This year’s National Restaurant Association trade show was eye-opening in several ways. Here are three observations that I’m taking away from the event:
1) Coca-Cola is really worried about what restaurant operators may do about the decline in carbonated soft drink consumption.
I attended the education seminar led by Coca-Cola called “The Glass is Half Full, Unlocking the Beverage Opportunity.” There was little of practical use here for restaurateurs. What struck me was Coke’s insistence on reinforcing their positive view on classic carbonated soft drinks (CSDs), despite consistent declines in this category.
Their presentation said nothing about how they were broadening their portfolio to capture more consumers. It was all about how important classic CSDs still are. Many of us left the room shaking our heads.
This “head-in-the-sand” approach to the true state of CSDs was mirrored in Coke’s booth at the show, which was basically an advertisement for their Freestyle machine and classic CSDs (mostly). Their booth felt cramped, closed-off, and insular.
By contrast, Pepsi’s booth was open and inviting. And while Pepsi certainly promoted its new Spire technology, it was hard to find a classic CSD anywhere in their booth. Their focus was on emerging, non-CSD beverage categories and new craft sodas.
2) Tea, tea, and more tea.
The breadth and depth of tea offerings this year was stunning. I saw several new suppliers, and deeper offers from old suppliers. Royal Cup and others have invested in innovative ways to merchandise a broad line of flavored teas in a self-serve drink bar.
I think this growth in the tea category is worthy of operators’ notice because this trend could lead to less shelf space for fountain drinks and more space for a variety of tea flavors. This is especially likely considering the fact that operators make a lot more money per drink on tea, a fact that is only compounded by the ever-increasing price of classic CSD fountain syrup.
Perhaps the rise of consumer demand for tea and the increasing availability of more tea options, combined with higher prices and lower demand for carbonated drinks will finally lead to a slowing of the price increase trends on classic CSD fountain syrup.
3) Operators are really concerned about maintaining relevance for millennials, and they believe that re-imagining the restaurant experience is the key.
This issue of how best to appeal to millenials was discussed in two separate panels I attended populated by executives from Quiznos, Red Robin, Saladworks, Corner Bakery and Roark Capital.
All panelists emphasized the importance of designing and delivering a restaurant experience that is inviting and user-friendly for millenials.
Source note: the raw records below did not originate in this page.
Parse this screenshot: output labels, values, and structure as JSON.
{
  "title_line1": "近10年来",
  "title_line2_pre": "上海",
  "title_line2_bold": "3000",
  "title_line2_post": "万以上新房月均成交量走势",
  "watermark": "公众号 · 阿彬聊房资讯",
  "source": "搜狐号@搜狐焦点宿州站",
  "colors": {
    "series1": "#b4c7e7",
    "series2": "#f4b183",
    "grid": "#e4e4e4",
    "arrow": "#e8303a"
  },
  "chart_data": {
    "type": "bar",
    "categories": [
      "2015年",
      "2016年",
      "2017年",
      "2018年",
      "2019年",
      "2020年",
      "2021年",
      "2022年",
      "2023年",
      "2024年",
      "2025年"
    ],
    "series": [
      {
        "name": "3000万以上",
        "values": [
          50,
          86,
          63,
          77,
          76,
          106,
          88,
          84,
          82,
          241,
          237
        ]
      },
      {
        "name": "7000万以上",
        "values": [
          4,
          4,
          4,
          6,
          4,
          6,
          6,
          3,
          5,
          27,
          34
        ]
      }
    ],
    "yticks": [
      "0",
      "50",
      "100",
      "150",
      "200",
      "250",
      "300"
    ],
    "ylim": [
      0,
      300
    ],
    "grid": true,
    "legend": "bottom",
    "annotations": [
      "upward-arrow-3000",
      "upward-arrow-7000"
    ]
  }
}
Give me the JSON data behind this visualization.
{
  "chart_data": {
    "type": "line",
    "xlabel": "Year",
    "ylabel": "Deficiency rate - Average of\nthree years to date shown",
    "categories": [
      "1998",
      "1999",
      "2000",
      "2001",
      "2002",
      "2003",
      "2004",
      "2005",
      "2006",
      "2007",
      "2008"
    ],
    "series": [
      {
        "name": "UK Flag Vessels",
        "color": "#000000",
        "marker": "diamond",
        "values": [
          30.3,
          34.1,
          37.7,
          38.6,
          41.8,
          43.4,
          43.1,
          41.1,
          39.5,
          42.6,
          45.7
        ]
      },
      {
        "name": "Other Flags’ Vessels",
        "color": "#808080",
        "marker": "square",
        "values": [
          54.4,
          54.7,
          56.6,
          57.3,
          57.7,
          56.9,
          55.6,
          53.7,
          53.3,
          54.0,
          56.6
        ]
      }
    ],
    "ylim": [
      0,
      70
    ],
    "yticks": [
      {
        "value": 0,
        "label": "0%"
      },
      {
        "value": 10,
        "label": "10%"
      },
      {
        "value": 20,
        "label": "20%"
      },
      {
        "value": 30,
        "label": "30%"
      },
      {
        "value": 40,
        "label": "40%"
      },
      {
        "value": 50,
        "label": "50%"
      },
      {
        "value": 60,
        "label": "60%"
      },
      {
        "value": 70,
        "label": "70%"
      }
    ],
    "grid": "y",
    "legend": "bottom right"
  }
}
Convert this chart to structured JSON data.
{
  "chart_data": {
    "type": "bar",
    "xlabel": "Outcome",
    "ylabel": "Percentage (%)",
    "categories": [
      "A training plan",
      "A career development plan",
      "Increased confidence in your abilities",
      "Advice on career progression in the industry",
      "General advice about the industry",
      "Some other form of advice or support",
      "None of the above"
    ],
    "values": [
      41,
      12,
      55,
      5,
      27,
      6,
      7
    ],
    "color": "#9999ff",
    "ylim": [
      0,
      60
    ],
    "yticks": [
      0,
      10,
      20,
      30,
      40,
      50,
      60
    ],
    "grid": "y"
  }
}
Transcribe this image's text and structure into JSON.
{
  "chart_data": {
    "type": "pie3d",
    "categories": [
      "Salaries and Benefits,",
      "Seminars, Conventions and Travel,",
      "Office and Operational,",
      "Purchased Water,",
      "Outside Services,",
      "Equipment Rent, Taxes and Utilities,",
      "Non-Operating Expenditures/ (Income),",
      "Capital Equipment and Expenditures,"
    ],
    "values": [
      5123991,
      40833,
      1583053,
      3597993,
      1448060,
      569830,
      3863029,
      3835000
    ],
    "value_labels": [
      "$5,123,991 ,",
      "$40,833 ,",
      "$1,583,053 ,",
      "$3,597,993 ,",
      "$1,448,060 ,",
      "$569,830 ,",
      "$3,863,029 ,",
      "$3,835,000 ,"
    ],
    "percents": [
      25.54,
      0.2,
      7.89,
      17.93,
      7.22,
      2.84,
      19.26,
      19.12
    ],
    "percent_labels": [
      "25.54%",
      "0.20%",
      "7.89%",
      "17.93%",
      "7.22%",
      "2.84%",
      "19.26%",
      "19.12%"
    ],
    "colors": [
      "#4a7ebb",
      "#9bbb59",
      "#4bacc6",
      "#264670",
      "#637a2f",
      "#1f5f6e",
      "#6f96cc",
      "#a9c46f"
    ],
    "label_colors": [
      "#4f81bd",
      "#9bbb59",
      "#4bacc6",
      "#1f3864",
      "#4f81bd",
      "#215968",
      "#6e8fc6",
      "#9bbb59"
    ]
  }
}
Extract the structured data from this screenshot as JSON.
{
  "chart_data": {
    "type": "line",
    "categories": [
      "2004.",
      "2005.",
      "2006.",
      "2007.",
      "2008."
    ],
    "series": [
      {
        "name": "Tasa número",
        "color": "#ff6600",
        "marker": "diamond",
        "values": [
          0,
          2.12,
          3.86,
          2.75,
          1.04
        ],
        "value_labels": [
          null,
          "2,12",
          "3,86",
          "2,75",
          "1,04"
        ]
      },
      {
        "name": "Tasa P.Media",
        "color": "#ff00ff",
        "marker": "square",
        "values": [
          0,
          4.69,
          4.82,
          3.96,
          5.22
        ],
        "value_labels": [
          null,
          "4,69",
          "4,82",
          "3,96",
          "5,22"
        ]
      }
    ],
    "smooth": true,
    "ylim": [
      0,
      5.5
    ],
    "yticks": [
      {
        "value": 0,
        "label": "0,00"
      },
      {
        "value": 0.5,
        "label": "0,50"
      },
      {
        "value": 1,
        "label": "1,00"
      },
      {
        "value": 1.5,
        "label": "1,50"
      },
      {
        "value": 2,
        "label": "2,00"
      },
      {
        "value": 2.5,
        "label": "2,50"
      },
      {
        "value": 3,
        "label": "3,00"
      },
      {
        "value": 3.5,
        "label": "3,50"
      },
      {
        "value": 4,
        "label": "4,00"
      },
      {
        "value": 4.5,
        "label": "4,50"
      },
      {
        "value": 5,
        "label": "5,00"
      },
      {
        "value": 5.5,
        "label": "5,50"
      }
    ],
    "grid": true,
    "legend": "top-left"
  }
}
Practically speaking, this involves everything from opening up the food-making process for all to see to having high-tech, customer-driven interactions that leverage mobile devices and new digital infrastructure.
Getting franchisee buy-in for these kinds of strategies will be important for overall success. How do you do that? You do it by educating the franchisor and then getting them to invest.
Steve Romaniello of Roark Capital hosted an insightful panel discussion about the interplay between and the relative importance of food, restaurant design, and industrial engineering for efficiencies and savings.
The panelists ultimately agreed that you need all three elements to work together seamlessly in order to successfully remodel a concept.
Of course, these are only a few of the many learnings and highlights from the show. We look forward to coming back next year.